The problem, residents say, has been getting worse in the last several months as the arena for the Nets basketball team, the centerpiece of Atlantic Yards, has been rising. “We don’t have a normal rat problem,” said Karen-Ida Scott, 55, who lives on Dean Street, “we have a rat tsunami.”
No one from Forest City Ratner, the developer of the project, was there. On Friday, a spokesman for the developer, Joe DePlasco, issued a statement: “We have had a rodent control plan in place for over two years, beginning long before construction started.
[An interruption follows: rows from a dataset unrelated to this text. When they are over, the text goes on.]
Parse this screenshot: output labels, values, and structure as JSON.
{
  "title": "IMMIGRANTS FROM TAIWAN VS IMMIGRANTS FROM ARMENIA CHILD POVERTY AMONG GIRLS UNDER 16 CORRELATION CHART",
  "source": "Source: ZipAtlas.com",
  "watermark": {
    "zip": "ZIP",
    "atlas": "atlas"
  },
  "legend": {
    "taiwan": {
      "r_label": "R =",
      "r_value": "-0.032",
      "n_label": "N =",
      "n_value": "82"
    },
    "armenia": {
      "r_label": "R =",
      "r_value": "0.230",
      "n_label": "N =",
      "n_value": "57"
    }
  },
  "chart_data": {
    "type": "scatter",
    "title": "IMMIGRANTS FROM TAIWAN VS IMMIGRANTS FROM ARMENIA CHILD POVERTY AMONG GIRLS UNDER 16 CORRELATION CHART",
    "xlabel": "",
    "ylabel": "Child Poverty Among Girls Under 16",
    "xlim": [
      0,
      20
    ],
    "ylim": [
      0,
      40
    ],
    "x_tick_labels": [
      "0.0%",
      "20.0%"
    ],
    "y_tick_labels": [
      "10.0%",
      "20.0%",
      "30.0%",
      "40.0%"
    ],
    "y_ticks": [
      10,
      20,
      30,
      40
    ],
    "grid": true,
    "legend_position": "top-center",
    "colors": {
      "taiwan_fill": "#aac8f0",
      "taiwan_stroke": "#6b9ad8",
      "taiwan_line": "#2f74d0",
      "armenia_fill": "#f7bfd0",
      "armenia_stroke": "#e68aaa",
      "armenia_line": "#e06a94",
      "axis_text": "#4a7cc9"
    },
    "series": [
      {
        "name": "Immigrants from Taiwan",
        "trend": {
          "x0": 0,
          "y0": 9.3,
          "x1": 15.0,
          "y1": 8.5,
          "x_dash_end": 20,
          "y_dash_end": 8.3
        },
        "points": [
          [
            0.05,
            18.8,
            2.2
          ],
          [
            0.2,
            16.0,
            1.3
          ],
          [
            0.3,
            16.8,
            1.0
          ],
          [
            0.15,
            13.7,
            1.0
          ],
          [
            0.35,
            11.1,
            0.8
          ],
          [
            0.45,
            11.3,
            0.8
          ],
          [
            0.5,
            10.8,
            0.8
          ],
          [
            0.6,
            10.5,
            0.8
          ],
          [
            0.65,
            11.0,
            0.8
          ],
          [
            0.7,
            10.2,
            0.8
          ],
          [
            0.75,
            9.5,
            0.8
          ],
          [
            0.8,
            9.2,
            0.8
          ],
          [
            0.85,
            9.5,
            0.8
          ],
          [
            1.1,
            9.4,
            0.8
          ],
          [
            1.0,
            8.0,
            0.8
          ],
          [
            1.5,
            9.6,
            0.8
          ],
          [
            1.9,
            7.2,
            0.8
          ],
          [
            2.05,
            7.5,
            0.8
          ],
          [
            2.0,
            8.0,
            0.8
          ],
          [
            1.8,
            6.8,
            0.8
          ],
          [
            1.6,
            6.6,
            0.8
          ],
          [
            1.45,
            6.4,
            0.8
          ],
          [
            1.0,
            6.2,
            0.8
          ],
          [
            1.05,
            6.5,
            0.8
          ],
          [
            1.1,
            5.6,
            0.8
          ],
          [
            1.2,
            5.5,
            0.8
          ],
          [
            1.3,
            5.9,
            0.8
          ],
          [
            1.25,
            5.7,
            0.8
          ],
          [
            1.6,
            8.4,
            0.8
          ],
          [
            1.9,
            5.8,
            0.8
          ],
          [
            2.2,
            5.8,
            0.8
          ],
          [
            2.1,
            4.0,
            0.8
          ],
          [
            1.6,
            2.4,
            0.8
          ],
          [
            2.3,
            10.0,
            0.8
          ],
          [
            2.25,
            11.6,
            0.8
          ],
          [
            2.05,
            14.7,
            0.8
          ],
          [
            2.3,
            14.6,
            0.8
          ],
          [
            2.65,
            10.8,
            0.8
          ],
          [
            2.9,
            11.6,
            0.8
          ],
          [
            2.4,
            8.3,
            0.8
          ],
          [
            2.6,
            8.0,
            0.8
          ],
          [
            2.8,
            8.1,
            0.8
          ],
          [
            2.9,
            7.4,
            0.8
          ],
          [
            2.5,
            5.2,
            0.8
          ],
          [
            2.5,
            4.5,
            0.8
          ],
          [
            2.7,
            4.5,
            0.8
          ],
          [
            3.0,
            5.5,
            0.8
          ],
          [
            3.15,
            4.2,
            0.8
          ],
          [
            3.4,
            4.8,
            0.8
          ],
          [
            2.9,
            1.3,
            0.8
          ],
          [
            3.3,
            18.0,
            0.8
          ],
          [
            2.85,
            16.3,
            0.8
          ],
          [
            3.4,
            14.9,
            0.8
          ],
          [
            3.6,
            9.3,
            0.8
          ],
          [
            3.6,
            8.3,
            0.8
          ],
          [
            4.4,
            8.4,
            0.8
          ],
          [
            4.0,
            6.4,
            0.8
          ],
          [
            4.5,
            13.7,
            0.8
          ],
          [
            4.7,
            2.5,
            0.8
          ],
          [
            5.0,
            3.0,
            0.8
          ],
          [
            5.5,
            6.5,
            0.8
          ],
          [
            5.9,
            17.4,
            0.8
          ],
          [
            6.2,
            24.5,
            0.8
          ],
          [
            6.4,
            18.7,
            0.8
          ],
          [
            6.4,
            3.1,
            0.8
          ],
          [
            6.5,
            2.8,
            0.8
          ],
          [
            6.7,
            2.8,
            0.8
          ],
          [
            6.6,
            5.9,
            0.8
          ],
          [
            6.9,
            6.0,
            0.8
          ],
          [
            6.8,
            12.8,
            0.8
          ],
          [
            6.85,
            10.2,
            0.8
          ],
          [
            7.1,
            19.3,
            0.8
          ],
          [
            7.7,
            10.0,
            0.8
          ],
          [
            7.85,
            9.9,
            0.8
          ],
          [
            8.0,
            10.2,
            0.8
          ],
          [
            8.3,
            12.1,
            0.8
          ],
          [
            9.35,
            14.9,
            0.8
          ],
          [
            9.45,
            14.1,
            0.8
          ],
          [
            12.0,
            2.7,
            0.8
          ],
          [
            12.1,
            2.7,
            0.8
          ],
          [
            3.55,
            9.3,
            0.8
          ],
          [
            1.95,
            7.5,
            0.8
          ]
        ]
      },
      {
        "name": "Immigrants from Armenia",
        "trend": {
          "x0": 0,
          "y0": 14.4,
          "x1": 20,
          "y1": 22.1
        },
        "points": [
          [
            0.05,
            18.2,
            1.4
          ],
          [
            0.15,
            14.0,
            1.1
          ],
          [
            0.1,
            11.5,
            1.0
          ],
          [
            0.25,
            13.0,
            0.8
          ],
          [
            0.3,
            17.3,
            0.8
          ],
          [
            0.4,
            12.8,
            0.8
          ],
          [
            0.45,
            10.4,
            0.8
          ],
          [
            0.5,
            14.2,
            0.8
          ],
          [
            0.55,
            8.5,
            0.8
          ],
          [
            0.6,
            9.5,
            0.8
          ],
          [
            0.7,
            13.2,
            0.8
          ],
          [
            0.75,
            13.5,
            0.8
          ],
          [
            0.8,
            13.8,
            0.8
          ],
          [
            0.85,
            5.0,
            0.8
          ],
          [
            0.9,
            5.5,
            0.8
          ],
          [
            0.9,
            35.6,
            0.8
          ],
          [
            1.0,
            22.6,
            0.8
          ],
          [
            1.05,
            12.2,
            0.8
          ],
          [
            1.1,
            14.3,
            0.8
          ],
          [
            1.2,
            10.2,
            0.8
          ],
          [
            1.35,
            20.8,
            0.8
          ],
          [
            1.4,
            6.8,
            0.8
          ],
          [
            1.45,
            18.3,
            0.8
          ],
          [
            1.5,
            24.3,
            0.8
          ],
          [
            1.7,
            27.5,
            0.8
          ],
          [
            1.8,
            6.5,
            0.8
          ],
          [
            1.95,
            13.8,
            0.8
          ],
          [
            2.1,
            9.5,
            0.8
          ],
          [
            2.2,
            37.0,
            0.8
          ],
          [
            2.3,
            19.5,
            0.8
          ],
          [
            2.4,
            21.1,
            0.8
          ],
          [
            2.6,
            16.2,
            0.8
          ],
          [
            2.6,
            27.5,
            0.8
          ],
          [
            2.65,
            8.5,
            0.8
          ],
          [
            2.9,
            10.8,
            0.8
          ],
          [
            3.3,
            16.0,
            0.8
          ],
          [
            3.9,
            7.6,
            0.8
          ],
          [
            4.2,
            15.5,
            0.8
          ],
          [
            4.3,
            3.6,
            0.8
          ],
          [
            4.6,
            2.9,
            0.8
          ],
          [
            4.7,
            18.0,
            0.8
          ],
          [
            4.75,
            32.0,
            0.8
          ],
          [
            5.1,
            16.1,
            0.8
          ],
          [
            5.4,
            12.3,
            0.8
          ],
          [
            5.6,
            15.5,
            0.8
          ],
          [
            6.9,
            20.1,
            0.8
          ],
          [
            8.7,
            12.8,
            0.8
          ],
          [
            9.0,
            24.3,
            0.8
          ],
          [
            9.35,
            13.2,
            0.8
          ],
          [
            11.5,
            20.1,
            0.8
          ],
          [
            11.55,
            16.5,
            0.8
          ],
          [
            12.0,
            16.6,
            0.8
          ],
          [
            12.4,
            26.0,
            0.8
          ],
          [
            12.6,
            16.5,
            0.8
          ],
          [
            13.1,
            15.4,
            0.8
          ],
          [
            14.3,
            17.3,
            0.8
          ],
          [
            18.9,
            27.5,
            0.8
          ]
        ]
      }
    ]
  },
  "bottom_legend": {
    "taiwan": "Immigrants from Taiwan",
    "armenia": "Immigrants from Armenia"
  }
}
We are working very closely with Empire State Development and will continue to revisit the program to assess the impact. We will also continue to work with other parties, including the M.T.A., Department of Health and elected officials to address the issue.”
Fort Greene Patch, Blamed on Atlantic Yards construction, rodent sightings are on the rise, residents say.
By Amy Sara Clark
Stirred up by the digging at Atlantic Yards, rats have been a problem mostly for Prospect Heights residents, with the rodents eating through garbage cans and insulation in cars, boring through front doors and even climbing up one woman’s leg as she sat in her backyard, residents said at a meeting between area residents and city officials Thursday night.
“We don’t have a normal rat problem, we have a rat tsunami,” said one Prospect Heights woman. “I can look out in the middle of the day and see my trash cans outside my window overflowing with rats.”
Russian billionaires and bleak buildings aren't the only things the Atlantic Yards project is bringing to Brooklyn: the construction is reportedly stirring up a large rat colony, some of which are "the size of cats." At a recent meeting to address the issue, two Downtown Brooklyn residents said that the rats got into their cars' engine blocks, "leaving behind chicken bones and aluminum foil, all the while chewing on the wires." One neighbor tells City Room, "We don't have a normal rat problem, we have a rat tsunami."
In addition to the normal displacement of rats that occur during such massive construction, the workers on the construction site have "increased the amount of garbage in the area," which in kind brings more rats. A rep for Forest City Ratner, the developer of the Atlantic Yards project, didn't show up to the rat meeting and told the paper that they "have had a rodent control plan in place for over two years," and that they're working on the problem. Maybe they can afford some easy-on-the-eyes Frank Gehry-designed rat traps?
Both Patch and the New York Times covered the meeting on rats last night (my coverage here). Both articles show Forest City Ratner scrambling to address an issue for which they likely have significant but hardly full responsibility.